Check the output of this one, where the beers array doesn't have consecutive keys:
from collections import namedtuple
from itertools import groupby
Beer = namedtuple('Beer', ['category', 'brand'])
beers = [
Beer('IPA', 'Sierra Nevada'),
Beer('Porter', 'Deschutes Black Butte'),
Beer('Pilsener', 'Sierra Nevada Pilsener'),
Beer('IPA', 'Goose Island'),
Beer('Porter', 'Stone Smoked Porter'),
Beer('Pilsener', 'Pilsener Urquell')
]
beer_map = {
key: [beer.brand for beer in group]
for key, group in groupby(beers, lambda beer: beer.category)
}
beer_map
#{
# 'IPA': ['Goose Island'],
# 'Pilsener': ['Pilsener Urquell'],
# 'Porter': ['Stone Smoked Porter']
#}
One thing to note about all these examples is that they are contrived and would not really be useful.
Instead of using itertools.groupby
, which requires the container's keys to be adjacent to one another, can't we group our objects in fewer characters of code and without requiring that keys be sorted?
from collections import defaultdict
beer_map = defaultdict(list)
for beer in beers:
beer_map[beer.category].append(beer.brand)
I asked this question on stackoverflow and received a good response:
Generally the point of using iterators is to avoid keeping an entire data set in memory. In your example, it doesn't matter because: The input is already all in memory; You're just dumping everything into a dict, so the output is also all in memory.

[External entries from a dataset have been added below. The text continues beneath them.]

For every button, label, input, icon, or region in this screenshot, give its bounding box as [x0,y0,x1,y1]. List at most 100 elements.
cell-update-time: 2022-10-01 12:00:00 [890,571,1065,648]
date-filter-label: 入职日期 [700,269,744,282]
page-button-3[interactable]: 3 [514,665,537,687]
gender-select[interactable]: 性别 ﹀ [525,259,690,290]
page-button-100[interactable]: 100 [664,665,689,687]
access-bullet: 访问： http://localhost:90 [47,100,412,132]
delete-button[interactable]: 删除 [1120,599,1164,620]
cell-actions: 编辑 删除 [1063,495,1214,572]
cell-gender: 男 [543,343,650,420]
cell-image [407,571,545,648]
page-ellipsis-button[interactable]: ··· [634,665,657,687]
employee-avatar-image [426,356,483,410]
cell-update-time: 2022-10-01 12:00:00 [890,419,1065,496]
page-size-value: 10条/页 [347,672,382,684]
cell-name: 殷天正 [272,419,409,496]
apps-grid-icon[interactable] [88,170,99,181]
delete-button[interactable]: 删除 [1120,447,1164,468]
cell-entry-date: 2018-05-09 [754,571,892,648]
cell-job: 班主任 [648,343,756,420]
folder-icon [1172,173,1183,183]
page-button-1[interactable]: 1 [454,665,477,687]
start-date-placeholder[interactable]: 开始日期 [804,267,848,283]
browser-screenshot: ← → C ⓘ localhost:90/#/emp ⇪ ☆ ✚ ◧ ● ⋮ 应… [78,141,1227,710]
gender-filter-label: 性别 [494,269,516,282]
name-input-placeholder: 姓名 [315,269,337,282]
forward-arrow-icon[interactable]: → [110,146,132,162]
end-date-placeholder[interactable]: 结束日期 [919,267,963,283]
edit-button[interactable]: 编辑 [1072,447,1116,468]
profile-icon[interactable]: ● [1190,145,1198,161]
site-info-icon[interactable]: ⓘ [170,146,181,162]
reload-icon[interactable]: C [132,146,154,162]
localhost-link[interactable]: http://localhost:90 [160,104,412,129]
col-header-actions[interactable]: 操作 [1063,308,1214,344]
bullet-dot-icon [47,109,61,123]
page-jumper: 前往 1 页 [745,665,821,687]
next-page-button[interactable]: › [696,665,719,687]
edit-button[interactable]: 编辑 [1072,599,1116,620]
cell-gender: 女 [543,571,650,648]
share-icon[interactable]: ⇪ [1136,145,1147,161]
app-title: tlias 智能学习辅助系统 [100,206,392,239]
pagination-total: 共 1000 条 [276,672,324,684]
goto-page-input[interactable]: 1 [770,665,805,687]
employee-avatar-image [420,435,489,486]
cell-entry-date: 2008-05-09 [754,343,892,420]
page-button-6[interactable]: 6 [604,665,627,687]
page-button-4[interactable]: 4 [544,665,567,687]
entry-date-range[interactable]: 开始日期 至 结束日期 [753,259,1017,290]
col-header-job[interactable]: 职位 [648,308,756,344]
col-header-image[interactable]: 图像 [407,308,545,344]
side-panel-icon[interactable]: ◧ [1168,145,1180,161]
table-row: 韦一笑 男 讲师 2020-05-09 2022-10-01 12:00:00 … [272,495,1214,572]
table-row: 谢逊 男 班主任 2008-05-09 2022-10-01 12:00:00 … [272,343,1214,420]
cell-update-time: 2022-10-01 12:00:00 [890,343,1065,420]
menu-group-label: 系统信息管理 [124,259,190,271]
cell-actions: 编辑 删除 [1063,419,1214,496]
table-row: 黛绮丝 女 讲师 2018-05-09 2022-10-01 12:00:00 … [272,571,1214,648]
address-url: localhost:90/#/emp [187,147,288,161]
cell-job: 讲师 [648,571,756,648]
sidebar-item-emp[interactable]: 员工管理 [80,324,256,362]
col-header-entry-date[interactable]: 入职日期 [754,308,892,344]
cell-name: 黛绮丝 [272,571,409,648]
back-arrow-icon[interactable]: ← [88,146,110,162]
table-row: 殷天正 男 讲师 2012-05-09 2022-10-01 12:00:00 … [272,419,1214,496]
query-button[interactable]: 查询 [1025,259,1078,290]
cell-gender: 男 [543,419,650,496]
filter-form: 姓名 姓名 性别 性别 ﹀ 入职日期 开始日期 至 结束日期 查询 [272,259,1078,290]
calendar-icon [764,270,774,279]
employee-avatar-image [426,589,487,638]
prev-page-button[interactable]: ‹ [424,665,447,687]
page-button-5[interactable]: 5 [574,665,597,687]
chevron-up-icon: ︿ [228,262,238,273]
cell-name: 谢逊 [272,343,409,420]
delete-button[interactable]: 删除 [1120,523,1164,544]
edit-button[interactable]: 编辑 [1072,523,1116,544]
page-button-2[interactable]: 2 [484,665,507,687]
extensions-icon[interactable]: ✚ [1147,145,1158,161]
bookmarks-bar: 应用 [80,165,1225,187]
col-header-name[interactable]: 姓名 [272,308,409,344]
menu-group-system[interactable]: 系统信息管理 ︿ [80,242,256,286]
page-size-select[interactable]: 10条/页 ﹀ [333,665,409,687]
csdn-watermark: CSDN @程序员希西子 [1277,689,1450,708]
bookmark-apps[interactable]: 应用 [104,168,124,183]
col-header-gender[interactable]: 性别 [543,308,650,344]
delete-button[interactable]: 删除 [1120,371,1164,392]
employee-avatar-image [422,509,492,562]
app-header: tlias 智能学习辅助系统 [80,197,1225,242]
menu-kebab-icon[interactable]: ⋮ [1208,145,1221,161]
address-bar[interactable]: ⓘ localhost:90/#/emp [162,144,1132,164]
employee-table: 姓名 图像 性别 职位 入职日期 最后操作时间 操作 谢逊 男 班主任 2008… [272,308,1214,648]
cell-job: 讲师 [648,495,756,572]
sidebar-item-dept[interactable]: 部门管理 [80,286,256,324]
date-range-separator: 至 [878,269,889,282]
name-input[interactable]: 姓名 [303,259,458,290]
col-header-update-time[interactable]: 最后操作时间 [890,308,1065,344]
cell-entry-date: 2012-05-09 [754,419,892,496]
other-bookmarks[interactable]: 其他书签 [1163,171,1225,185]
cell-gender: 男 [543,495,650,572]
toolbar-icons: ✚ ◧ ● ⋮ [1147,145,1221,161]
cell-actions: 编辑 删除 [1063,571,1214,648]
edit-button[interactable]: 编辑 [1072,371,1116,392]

So the only reason that you should even use itertools.groupby
in the first place is when you are working with an iterable. e.g., pulling rows out of a DB cursor and writing them to a remote queue. Perhaps that is obvious for a function in the itertools
module.
Name: Sergio
Creation Date: 2018-07-02
Thanks for the post, it has really helped me to understand the idea!
Name: Varad
Creation Date: 2018-08-25
Thank you its easy and quick to refresh
Name: RaulS
Creation Date: 2018-10-09
I still do not understand how the for can have two elements on it. for key, groups in groupby(data, keyfunc) At first I thought it was because of the second argument, then I ran it without a keyfunction and it kept working. Later I thought it was because somehow groupby worked with a matrix. I tried to use a for with two element arguments on a matrix but, to no avail. I've been struggling with the documentation and even with your article for around three days now. I'm growing desperate, haha. Please, send help.